Assalto al Campidoglio USA: domande scomode alla Chiesa
L’assalto del 6 gennaio 2021 alla sede del Congresso degli Stati Uniti a Washington da parte dei sostenitori di Trump non è stato un incidente causato da una sbalorditiva mancanza di preparazione (o connivenza) delle autorità responsabili dell’ordine pubblico.
È un episodio che s’iscrive una serie di minacce da parte di milizie armate contro parlamenti e governatori degli stati negli ultimi mesi da parte del «movimento Trump»; il presidente stesso aveva incitato i suoi sostenitori in un discorso pronunciato di persona, di fronte a loro, poche ore prima; oltre cento tra deputati e senatori, nella notte dopo l’assalto, hanno continuato nel loro tentativo di ostacolare la certificazione dell’elezione di Joe Biden a presidente.
Risalire ai fatti del 2001
La giornata del 6 gennaio, con il tragico conteggio dei morti e una serie di cascami legali e politici di cui ancora non si coglie la trama, va vista all’interno di una cronologia più lunga: gli ultimi cinque anni di trumpismo; la reazione dell’America bianca all’elezione Obama nel 2008; il nazionalismo e il militarismo come effetti dell’11 settembre 2001 e delle guerre in cui l’America è coinvolta in Afghanistan dal 2001 e in Iraq dal 2003 (e in modo meno visibile in altri paesi).
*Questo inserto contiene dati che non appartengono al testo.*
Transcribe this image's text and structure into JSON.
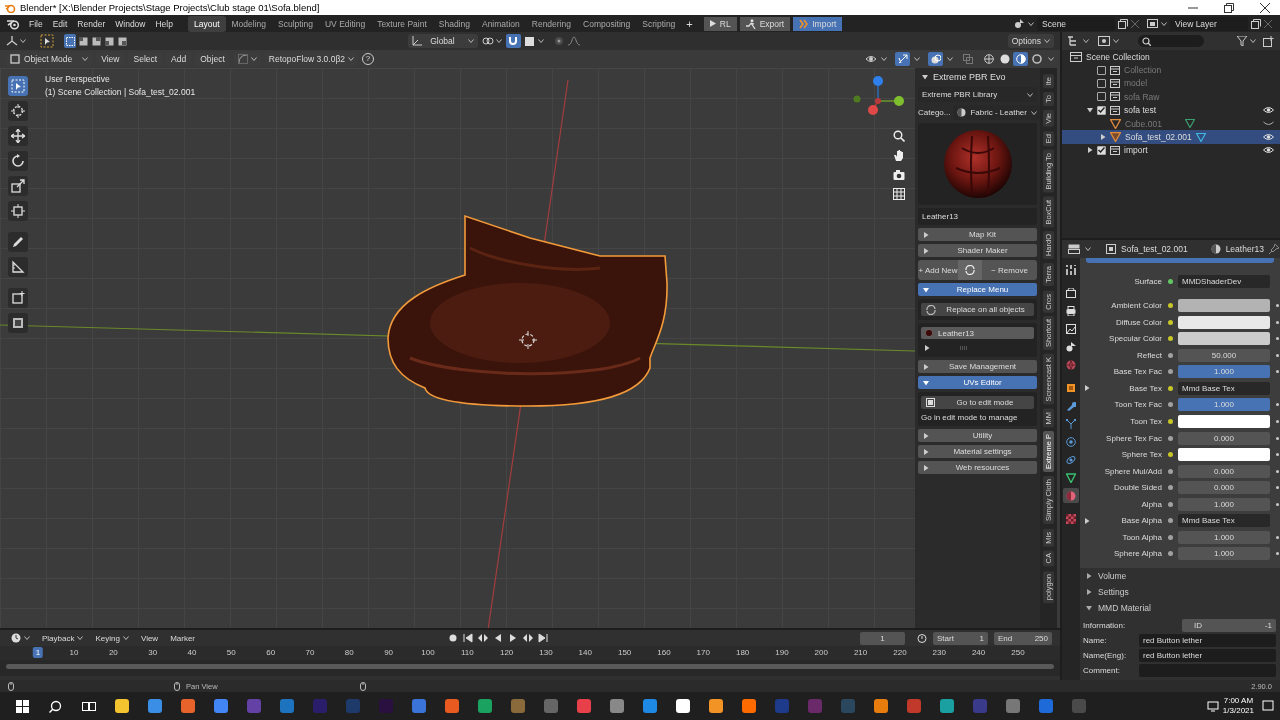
{
  "window": {
    "title": "Blender* [X:\\Blender Projects\\Stage Projects\\Club stage 01\\Sofa.blend]"
  },
  "menu": [
    "File",
    "Edit",
    "Render",
    "Window",
    "Help"
  ],
  "workspaces": [
    {
      "label": "Layout",
      "selected": true
    },
    {
      "label": "Modeling",
      "selected": false
    },
    {
      "label": "Sculpting",
      "selected": false
    },
    {
      "label": "UV Editing",
      "selected": false
    },
    {
      "label": "Texture Paint",
      "selected": false
    },
    {
      "label": "Shading",
      "selected": false
    },
    {
      "label": "Animation",
      "selected": false
    },
    {
      "label": "Rendering",
      "selected": false
    },
    {
      "label": "Compositing",
      "selected": false
    },
    {
      "label": "Scripting",
      "selected": false
    }
  ],
  "add_workspace": "+",
  "addon_buttons": [
    {
      "label": "RL",
      "selected": false
    },
    {
      "label": "Export",
      "selected": false
    },
    {
      "label": "Import",
      "selected": true
    }
  ],
  "scene": "Scene",
  "view_layer": "View Layer",
  "viewport": {
    "orientation": "Global",
    "options": "Options",
    "mode": "Object Mode",
    "menus": [
      "View",
      "Select",
      "Add",
      "Object"
    ],
    "retopoflow": "RetopoFlow 3.0.0β2",
    "help": "?",
    "perspective": "User Perspective",
    "collection_info": "(1) Scene Collection | Sofa_test_02.001",
    "tools": [
      {
        "kind": "select",
        "selected": true
      },
      {
        "kind": "cursor",
        "selected": false
      },
      {
        "kind": "move",
        "selected": false
      },
      {
        "kind": "rotate",
        "selected": false
      },
      {
        "kind": "scale",
        "selected": false
      },
      {
        "kind": "transform",
        "selected": false
      },
      {
        "kind": "annotate",
        "selected": false
      },
      {
        "kind": "measure",
        "selected": false
      },
      {
        "kind": "add",
        "selected": false
      },
      {
        "kind": "extra",
        "selected": false
      }
    ],
    "shading": [
      {
        "selected": false
      },
      {
        "selected": false
      },
      {
        "selected": true
      },
      {
        "selected": false
      }
    ]
  },
  "npanel": {
    "title": "Extreme PBR Evo",
    "library": "Extreme PBR Library",
    "category_label": "Catego...",
    "category": "Fabric - Leather",
    "material_name": "Leather13",
    "items": [
      {
        "kind": "section",
        "label": "Map Kit",
        "expanded": false
      },
      {
        "kind": "section",
        "label": "Shader Maker",
        "expanded": false
      },
      {
        "kind": "actions",
        "add": "+ Add New",
        "remove": "− Remove"
      },
      {
        "kind": "section",
        "label": "Replace Menu",
        "expanded": true
      },
      {
        "kind": "refresh_button",
        "label": "Replace on all objects"
      },
      {
        "kind": "material_list",
        "entries": [
          {
            "label": "Leather13",
            "selected": true
          }
        ]
      },
      {
        "kind": "section",
        "label": "Save Management",
        "expanded": false
      },
      {
        "kind": "section",
        "label": "UVs Editor",
        "expanded": true
      },
      {
        "kind": "edit_button",
        "label": "Go to edit mode"
      },
      {
        "kind": "note",
        "text": "Go in edit mode to manage"
      },
      {
        "kind": "section",
        "label": "Utility",
        "expanded": false
      },
      {
        "kind": "section",
        "label": "Material settings",
        "expanded": false
      },
      {
        "kind": "section",
        "label": "Web resources",
        "expanded": false
      }
    ],
    "tabs": [
      {
        "label": "Ite",
        "selected": false
      },
      {
        "label": "To",
        "selected": false
      },
      {
        "label": "Vie",
        "selected": false
      },
      {
        "label": "Ed",
        "selected": false
      },
      {
        "label": "Building To",
        "selected": false
      },
      {
        "label": "BoxCut",
        "selected": false
      },
      {
        "label": "HardO",
        "selected": false
      },
      {
        "label": "Terra",
        "selected": false
      },
      {
        "label": "Cros",
        "selected": false
      },
      {
        "label": "Shortcut",
        "selected": false
      },
      {
        "label": "Screencast K",
        "selected": false
      },
      {
        "label": "MM",
        "selected": false
      },
      {
        "label": "Extreme P",
        "selected": true
      },
      {
        "label": "Simply Cloth",
        "selected": false
      },
      {
        "label": "Mis",
        "selected": false
      },
      {
        "label": "CA",
        "selected": false
      },
      {
        "label": "polygon",
        "selected": false
      }
    ]
  },
  "outliner": {
    "root": "Scene Collection",
    "children": [
      {
        "label": "Collection",
        "kind": "collection",
        "checked": false
      },
      {
        "label": "model",
        "kind": "collection",
        "checked": false
      },
      {
        "label": "sofa Raw",
        "kind": "collection",
        "checked": false
      },
      {
        "label": "sofa test",
        "kind": "collection",
        "checked": true,
        "expanded": true,
        "visible": true,
        "children": [
          {
            "label": "Cube.001",
            "kind": "object",
            "selected": false,
            "visible": false
          },
          {
            "label": "Sofa_test_02.001",
            "kind": "object",
            "selected": true,
            "visible": true,
            "expanded": false
          }
        ]
      },
      {
        "label": "import",
        "kind": "collection",
        "checked": true,
        "expanded": false,
        "visible": true
      }
    ]
  },
  "properties": {
    "object": "Sofa_test_02.001",
    "material": "Leather13",
    "tabs": [
      {
        "kind": "tool",
        "selected": false
      },
      {
        "kind": "render",
        "selected": false
      },
      {
        "kind": "output",
        "selected": false
      },
      {
        "kind": "view_layer",
        "selected": false
      },
      {
        "kind": "scene",
        "selected": false
      },
      {
        "kind": "world",
        "selected": false
      },
      {
        "kind": "object",
        "selected": false
      },
      {
        "kind": "modifier",
        "selected": false
      },
      {
        "kind": "particles",
        "selected": false
      },
      {
        "kind": "physics",
        "selected": false
      },
      {
        "kind": "constraint",
        "selected": false
      },
      {
        "kind": "data",
        "selected": false
      },
      {
        "kind": "material",
        "selected": true
      },
      {
        "kind": "texture",
        "selected": false
      }
    ],
    "rows": [
      {
        "label": "Surface",
        "kind": "link",
        "color": "#63c763",
        "value": "MMDShaderDev"
      },
      {
        "label": "Ambient Color",
        "kind": "swatch",
        "color": "#c7c729",
        "swatch": {
          "color": "#b3b3b3"
        }
      },
      {
        "label": "Diffuse Color",
        "kind": "swatch",
        "color": "#c7c729",
        "swatch": {
          "color": "#e8e8e8"
        }
      },
      {
        "label": "Specular Color",
        "kind": "swatch",
        "color": "#c7c729",
        "swatch": {
          "color": "#cccccc"
        }
      },
      {
        "label": "Reflect",
        "kind": "number",
        "color": "#a1a1a1",
        "value": "50.000"
      },
      {
        "label": "Base Tex Fac",
        "kind": "factor",
        "color": "#a1a1a1",
        "value": "1.000",
        "level": 1
      },
      {
        "label": "Base Tex",
        "kind": "link",
        "color": "#c7c729",
        "value": "Mmd Base Tex",
        "expanded": false
      },
      {
        "label": "Toon Tex Fac",
        "kind": "factor",
        "color": "#a1a1a1",
        "value": "1.000",
        "level": 1
      },
      {
        "label": "Toon Tex",
        "kind": "swatch",
        "color": "#c7c729",
        "swatch": {
          "color": "#ffffff"
        }
      },
      {
        "label": "Sphere Tex Fac",
        "kind": "number",
        "color": "#a1a1a1",
        "value": "0.000"
      },
      {
        "label": "Sphere Tex",
        "kind": "swatch",
        "color": "#c7c729",
        "swatch": {
          "color": "#ffffff"
        }
      },
      {
        "label": "Sphere Mul/Add",
        "kind": "number",
        "color": "#a1a1a1",
        "value": "0.000"
      },
      {
        "label": "Double Sided",
        "kind": "number",
        "color": "#a1a1a1",
        "value": "0.000"
      },
      {
        "label": "Alpha",
        "kind": "number",
        "color": "#a1a1a1",
        "value": "1.000"
      },
      {
        "label": "Base Alpha",
        "kind": "link",
        "color": "#a1a1a1",
        "value": "Mmd Base Tex",
        "expanded": false
      },
      {
        "label": "Toon Alpha",
        "kind": "number",
        "color": "#a1a1a1",
        "value": "1.000"
      },
      {
        "label": "Sphere Alpha",
        "kind": "number",
        "color": "#a1a1a1",
        "value": "1.000"
      }
    ],
    "panels": [
      {
        "label": "Volume",
        "expanded": false
      },
      {
        "label": "Settings",
        "expanded": false
      },
      {
        "label": "MMD Material",
        "expanded": true
      }
    ],
    "mmd": {
      "information_label": "Information:",
      "id_label": "ID",
      "id_value": "-1",
      "name_label": "Name:",
      "name": "red Button lether",
      "name_eng_label": "Name(Eng):",
      "name_eng": "red Button lether",
      "comment_label": "Comment:"
    }
  },
  "timeline": {
    "menus": [
      "Playback",
      "Keying",
      "View",
      "Marker"
    ],
    "current_frame": "1",
    "start_label": "Start",
    "start": "1",
    "end_label": "End",
    "end": "250",
    "playhead": "1",
    "ruler": [
      "10",
      "20",
      "30",
      "40",
      "50",
      "60",
      "70",
      "80",
      "90",
      "100",
      "110",
      "120",
      "130",
      "140",
      "150",
      "160",
      "170",
      "180",
      "190",
      "200",
      "210",
      "220",
      "230",
      "240",
      "250"
    ]
  },
  "status_bar": {
    "hint": "Pan View",
    "version": "2.90.0"
  },
  "taskbar": {
    "time": "7:00 AM",
    "date": "1/3/2021"
  }
}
Ma si deve allargare lo sguardo e la cronologia: l’assalto al Congresso pone in modo drammatico e visivamente inevitabile la domanda su cosa siano gli Stati Uniti. Si sentono ripetere – anche da parte del presidente eletto Joe Biden – mantra del tipo «l’America non è questo», «l’America è meglio di così».
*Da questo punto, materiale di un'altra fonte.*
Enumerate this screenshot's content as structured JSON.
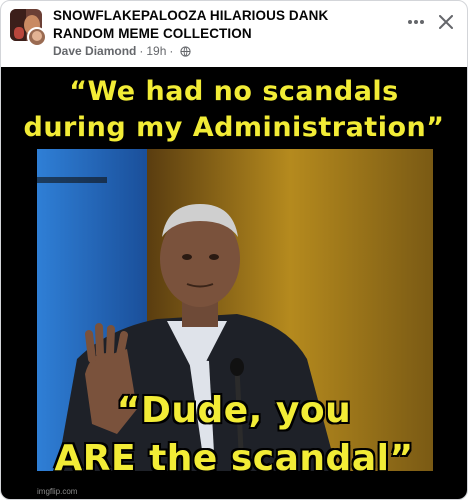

Ma l’America è anche quello che abbiamo visto il 6 gennaio: il patibolo montato di fronte al Campidoglio, i giornalisti quasi linciati dalla folla, gli slogan negazionisti della Shoah, il «Dio con noi» di sinistra memoria.
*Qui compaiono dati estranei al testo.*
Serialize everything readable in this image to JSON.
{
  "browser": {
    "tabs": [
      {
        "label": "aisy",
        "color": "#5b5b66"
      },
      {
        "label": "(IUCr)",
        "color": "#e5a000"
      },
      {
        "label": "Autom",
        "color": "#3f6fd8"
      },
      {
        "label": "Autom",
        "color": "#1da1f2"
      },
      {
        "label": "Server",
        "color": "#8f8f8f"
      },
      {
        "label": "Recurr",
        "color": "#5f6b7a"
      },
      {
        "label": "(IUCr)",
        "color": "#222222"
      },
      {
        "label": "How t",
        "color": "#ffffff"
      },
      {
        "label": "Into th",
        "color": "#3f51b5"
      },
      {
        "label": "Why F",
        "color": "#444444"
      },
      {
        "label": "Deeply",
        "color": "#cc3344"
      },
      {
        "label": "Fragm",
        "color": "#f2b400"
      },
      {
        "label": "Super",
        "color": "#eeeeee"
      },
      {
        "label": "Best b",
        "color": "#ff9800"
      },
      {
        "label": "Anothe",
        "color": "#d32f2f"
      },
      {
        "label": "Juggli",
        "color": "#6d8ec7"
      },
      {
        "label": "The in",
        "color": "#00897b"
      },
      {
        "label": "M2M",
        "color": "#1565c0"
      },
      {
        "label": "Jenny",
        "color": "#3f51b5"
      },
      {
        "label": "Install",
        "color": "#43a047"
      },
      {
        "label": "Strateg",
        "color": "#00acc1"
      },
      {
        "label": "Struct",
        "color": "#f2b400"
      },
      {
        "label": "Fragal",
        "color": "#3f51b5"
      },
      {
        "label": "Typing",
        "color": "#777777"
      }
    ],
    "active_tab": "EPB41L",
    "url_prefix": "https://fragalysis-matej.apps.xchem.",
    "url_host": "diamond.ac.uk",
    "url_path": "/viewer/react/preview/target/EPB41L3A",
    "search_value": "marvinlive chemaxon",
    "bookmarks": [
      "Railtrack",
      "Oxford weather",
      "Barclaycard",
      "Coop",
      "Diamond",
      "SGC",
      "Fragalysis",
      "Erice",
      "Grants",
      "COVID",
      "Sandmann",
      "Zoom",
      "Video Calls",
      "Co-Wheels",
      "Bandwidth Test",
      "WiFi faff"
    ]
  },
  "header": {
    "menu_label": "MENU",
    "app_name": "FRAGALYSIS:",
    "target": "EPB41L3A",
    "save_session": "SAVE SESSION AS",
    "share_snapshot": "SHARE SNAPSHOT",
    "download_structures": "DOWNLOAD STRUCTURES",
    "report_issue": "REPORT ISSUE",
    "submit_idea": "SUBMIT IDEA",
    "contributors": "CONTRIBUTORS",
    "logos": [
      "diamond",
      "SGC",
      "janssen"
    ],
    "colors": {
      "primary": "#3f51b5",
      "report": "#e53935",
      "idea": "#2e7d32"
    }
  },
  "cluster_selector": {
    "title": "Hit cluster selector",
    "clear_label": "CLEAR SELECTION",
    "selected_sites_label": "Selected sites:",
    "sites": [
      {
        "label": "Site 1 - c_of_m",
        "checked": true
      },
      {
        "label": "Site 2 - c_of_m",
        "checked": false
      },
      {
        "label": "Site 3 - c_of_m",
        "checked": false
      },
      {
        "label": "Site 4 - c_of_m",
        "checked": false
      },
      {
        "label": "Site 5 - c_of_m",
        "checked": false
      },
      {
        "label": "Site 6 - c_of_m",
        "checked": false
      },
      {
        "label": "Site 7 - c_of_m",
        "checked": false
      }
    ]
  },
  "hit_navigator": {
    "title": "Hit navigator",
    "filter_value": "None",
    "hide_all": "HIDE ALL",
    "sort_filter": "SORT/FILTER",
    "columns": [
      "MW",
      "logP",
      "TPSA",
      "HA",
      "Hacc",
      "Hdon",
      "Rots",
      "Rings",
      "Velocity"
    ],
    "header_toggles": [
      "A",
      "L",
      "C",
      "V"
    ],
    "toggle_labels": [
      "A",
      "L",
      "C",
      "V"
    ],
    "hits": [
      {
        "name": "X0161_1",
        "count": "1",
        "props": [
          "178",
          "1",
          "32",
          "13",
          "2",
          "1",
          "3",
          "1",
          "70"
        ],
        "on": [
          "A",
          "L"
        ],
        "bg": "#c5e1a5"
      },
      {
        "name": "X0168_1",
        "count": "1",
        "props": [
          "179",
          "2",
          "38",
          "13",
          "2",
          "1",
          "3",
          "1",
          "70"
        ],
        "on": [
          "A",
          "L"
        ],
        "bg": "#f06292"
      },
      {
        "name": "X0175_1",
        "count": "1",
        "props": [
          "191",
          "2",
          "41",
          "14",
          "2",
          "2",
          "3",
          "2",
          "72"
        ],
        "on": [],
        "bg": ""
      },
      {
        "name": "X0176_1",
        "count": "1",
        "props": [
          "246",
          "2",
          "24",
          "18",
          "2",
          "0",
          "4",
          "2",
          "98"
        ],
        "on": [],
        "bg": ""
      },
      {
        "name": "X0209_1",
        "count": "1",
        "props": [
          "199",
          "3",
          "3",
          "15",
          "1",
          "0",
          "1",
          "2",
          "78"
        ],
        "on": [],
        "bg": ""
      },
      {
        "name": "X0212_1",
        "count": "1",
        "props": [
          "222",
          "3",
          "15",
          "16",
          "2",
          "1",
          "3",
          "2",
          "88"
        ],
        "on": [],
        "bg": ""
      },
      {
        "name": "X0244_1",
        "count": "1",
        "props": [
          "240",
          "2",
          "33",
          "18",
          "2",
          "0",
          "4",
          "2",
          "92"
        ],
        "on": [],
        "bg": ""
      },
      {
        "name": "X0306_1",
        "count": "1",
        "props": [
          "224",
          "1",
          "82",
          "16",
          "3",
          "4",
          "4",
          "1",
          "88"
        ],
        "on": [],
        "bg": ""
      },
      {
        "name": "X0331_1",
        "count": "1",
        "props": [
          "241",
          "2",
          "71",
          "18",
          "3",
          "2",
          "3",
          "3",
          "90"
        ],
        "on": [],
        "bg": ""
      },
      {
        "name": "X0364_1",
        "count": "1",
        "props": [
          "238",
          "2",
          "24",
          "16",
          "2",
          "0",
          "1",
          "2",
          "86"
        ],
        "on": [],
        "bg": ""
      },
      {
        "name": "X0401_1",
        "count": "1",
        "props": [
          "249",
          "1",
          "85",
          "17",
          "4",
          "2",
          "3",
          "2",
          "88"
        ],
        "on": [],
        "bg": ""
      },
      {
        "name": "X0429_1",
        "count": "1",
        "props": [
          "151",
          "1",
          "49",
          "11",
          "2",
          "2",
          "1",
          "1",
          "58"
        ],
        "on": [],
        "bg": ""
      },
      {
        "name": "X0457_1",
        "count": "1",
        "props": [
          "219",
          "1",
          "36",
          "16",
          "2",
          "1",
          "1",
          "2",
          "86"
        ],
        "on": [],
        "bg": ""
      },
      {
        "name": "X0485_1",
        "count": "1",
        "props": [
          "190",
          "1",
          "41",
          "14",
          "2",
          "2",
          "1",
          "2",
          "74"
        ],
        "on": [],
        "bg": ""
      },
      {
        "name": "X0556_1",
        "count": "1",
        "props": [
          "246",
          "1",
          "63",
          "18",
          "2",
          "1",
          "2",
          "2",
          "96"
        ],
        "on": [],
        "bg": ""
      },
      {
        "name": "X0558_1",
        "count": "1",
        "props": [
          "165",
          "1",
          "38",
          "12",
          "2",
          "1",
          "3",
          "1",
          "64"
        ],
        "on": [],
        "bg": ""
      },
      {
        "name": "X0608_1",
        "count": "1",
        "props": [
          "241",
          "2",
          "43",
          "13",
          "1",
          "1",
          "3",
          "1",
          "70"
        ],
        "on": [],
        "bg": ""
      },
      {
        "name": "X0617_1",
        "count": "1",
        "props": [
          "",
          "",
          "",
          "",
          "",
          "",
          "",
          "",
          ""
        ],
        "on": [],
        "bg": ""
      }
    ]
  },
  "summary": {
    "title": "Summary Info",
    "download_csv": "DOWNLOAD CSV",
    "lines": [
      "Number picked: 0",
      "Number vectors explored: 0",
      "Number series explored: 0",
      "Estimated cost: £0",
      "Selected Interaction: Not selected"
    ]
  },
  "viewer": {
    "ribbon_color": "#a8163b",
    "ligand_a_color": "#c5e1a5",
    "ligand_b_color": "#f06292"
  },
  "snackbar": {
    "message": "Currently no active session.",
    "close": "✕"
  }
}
Vivo dal 2008 in America, dove mi sono sposato e dove i nostri figli sono nati e vanno a scuola. Sono molto grato a questo paese e alla sua Chiesa per avermi accolto. Ma gli istinti del populismo della «white supremacy», la celebrazione della violenza, l’uso politico e nazionalista della religione, la presenza delle forze armate nelle istituzioni sono tutti elementi che fanno parte della storia americana. Il trumpismo ha dato un leader a sentimenti presenti da sempre nella storia statunitense. Il 6 gennaio è un capitolo dell’autobiografia della nazione, non uno sfregio o uno scarabocchio a margine.
Nella crisi epocale dell’anglosfera
Perché questi istinti si sono scatenati in un modo più rabbioso rispetto a prima? Le risposte semplici sono spesso sbagliate.
Il movimento che sostiene Trump è un movimento che dà voce a un risentimento di vari tipi: economico, per un paese in declino nel mondo, in cui l’America non è più la sola potenza; culturale, per la crescente separazione tra zone urbane e suburbane da un lato e zone rurali e de-industrializzate dall’altro; religioso, per la lotta senza quartiere tra anima religiosa e anima laicista.
Ma c’è anche – ed è il fattore nuovo dal 2008 a oggi – un risentimento etnico e razziale che esce dai margini e diventa mainstream. La retorica trumpiana della «elezione rubata» non è altro che il rigetto per un risultato dell’elezione determinato dal fatto che le minoranze afroamericane e dei latinos hanno votato in massa e in gran parte per Biden.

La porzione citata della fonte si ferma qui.